Koslovski afirma que o Paraná perde mais de 10% do seu PIB agrícola anual em função de fatores climáticos adversos, como estiagem e geadas. Este ano elas deixaram sem renda milhares de agricultores – a maioria pequenos. A estimativa da entidade é que 197 mil trabalhadores rurais no Estado fiquem desempregados. ‘‘Daí a urgência do Governo em amenizar essa situação’’, frisa.

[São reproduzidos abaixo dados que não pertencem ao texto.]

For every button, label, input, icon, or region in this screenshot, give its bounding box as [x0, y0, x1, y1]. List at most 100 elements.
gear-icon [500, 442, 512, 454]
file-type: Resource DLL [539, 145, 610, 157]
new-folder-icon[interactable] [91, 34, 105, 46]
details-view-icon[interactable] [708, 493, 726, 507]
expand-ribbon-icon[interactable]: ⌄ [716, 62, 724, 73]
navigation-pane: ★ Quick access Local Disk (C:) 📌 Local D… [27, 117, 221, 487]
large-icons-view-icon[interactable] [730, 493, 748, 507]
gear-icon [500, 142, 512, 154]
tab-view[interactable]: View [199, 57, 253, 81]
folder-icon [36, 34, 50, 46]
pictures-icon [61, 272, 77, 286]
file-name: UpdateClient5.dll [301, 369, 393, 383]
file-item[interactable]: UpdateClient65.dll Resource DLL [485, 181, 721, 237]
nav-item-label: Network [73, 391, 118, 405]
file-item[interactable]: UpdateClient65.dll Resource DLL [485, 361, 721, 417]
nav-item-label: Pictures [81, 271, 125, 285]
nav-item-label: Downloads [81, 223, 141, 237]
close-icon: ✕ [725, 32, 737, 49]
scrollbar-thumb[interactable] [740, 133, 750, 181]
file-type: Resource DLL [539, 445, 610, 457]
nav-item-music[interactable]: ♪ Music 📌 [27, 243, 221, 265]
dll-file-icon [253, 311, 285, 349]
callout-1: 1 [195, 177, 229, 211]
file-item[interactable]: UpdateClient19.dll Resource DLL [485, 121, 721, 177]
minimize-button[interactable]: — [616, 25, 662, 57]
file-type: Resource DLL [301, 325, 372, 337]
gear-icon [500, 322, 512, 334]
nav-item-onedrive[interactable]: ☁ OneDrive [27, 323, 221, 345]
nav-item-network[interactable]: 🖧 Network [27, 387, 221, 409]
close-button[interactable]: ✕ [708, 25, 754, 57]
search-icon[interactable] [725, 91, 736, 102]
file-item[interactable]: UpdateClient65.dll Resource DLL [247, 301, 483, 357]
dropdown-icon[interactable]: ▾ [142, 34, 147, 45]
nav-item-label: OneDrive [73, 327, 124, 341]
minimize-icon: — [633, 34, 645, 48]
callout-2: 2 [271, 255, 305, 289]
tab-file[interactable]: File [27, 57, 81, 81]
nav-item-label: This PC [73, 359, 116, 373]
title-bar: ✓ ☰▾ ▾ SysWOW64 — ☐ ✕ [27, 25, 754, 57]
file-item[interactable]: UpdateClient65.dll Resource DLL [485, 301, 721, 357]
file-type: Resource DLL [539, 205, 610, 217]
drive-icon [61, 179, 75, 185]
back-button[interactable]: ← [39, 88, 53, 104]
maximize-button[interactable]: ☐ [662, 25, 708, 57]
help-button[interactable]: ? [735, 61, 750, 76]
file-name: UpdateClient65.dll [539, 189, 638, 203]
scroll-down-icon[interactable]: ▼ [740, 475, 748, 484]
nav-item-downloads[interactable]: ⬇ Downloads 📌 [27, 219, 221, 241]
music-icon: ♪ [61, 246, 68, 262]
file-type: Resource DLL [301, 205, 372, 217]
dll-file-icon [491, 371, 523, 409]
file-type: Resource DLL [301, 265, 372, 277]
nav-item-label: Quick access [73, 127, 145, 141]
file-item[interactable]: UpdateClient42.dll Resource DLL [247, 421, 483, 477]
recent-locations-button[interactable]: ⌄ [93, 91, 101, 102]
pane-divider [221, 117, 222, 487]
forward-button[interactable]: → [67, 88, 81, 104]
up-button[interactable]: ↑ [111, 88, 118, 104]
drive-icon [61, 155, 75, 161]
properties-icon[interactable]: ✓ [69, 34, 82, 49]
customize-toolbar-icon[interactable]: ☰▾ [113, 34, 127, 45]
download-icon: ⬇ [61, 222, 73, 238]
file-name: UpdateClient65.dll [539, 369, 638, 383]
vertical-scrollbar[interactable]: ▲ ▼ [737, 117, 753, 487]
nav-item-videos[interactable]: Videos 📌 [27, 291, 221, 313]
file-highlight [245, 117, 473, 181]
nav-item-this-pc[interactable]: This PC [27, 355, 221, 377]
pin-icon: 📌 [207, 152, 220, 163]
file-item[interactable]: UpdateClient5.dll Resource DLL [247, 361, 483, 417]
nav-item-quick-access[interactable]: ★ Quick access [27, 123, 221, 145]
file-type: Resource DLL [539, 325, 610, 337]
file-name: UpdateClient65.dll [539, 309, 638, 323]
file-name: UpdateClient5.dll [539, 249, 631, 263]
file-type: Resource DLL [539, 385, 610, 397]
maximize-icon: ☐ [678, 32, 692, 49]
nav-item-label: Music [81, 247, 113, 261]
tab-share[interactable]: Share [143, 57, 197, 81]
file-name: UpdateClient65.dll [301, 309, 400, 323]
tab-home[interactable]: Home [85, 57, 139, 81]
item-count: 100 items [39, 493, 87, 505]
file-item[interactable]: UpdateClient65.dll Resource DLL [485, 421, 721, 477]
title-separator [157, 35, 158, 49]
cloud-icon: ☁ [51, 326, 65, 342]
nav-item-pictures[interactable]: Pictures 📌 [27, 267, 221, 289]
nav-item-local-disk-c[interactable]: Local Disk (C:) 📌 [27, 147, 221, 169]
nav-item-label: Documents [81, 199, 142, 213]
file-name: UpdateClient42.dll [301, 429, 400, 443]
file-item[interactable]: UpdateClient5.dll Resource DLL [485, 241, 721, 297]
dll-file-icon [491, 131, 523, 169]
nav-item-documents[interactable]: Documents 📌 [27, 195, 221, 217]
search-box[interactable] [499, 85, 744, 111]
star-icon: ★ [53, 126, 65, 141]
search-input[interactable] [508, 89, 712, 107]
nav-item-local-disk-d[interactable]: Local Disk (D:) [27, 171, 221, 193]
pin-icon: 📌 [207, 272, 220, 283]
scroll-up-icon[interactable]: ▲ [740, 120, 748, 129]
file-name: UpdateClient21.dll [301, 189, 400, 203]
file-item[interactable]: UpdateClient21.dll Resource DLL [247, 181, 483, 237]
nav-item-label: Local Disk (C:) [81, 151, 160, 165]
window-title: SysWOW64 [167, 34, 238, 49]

Além dos prejuízos, Koslovski lembra o desembolso que as agroindústrias do setor da avicultura e suinocultura paranaenses terão com o aumento das importações de alimentos. A previsão é que sejam gastos em torno de US$ 400 milhões só com as importações de milho e trigo. Koslovski lembra que as importações são necessárias para compensar a falta de matéria-prima, que pode paralisar a agroindústria regional, levando o comércio e serviços nas regiões atingidas.
‘‘É neste momento difícil que a agricultura do Paraná precisa do apoio das autoridades para sobreviver e recuperar sua capacidade produtiva’’, insiste. Koslovski justifica que o agronegócio paranaense gera um PIB anual de R$ 24 bilhões e emprega 1,3 milhão de pessoas, sendo base de sustentação da economia na maioria dos municípios paranaenses.